Lucía se sentía hervir por dentro.

-¡Él sí que alimentó el demonio que llevaba dentro, el muy cabrón! -soltó mientras le rechinaban los dientes.
“Oficiamos tu muerte ante un blanco ataúd vacío, por cierto, fue el mismo monseñor Monsolís el que rezo ante el altar por tu alma. Fue un sepelio digno de un impoluto enviado del Señor.
Te instalamos en una cuna junto a la habitación de los laboratorios de la universidad de Biología de Madrid. Él te cuidaba y experimentaba de día. Yo me quedaba por las noches para que no hicieras ruido y te descubrieran. Fueron noches entrañables, donde se despertó mi vocación maternal. Te quise como hija mía. Tu mueca, a falta de otra posible expresión, me hacía feliz. Así pasaron cuatro años hasta que pude traerte al convento. Unas cuantas monjas colaboraron encubriéndome y dejando que vivieras en mi celda. Les dabas pena, te veían tan poca cosa y tan enferma que sabían que no ibas a estar mejor en ningún sitio que conmigo. La madre superiora se enteró y te arrebataron de mi lado. Ingresaste en algún hospital mental del cual nunca me dijeron su nombre.
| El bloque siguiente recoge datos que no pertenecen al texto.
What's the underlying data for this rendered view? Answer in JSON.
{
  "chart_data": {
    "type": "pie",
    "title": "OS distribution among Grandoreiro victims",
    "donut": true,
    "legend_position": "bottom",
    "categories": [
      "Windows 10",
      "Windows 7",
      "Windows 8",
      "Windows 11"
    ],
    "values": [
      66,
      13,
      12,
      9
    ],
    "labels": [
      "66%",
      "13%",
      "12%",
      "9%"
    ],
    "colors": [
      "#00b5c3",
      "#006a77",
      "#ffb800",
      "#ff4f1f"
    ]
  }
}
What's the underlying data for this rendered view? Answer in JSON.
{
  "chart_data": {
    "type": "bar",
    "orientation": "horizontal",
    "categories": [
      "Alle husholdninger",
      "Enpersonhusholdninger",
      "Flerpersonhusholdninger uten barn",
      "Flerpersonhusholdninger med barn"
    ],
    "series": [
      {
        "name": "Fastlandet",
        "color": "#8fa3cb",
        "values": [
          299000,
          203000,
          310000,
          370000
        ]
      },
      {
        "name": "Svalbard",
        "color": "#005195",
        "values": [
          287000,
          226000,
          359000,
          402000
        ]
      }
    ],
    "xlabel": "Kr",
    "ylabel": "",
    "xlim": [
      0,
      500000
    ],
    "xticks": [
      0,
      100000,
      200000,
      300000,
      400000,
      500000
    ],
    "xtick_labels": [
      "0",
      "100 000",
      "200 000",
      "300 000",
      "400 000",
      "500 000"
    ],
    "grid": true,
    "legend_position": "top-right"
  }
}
Desesperé y por eso estoy escribiendo la presente.

Ahora que estoy al umbral de la muerte, espero que mi enfermera tenga a bien enviar esta carta de la cual no me he despegado desde entonces. Era terrible decírtelo en persona, sé que te hubiese podido localizar como lo ha hecho Irene, mi enfermera, pero no pude. Te deje en manos de personas profesionales y frías que no sabían nada de ti, ni de tus noches de pesadillas, ni de tus dolores, ni del monstruo que albergabas dentro y que sólo yo sabía frenar.

Perdóname Lucía si puedes. No quería morir sin que supieras que esta humilde mujer te ha querido como si fueses su propia hija”….

Lucía metió el papel en su bolsillo, no quiso saber más justificaciones de aquella maldita arpía, y, como gato enjaulado, empezó a dar vueltas por los dos metros cuadrados que medía su celda.
Ese papel le servía de prueba como atenuante para librarse de su encarcelación de por vida. No estaba endemoniada, simplemente tenía la mente manipulada por un científico loco. Alegaría las violaciones continuadas que había sufrido por el despiadado Monsolís en aquel lúgubre hospital donde la visitó a lo largo de toda su vida para hurgar en su celebro sin piedad, clandestinamente. Eso fue lo que la llevó a clavarle los dientes en la yugular hasta desangrarlo y sacarle el corazón para absorber lo que le había arrebatado.

Lucía se sentó en su catre, feliz, por fin con una sonrisa, reviviendo el delicioso sabor de aquel malnacido corazón.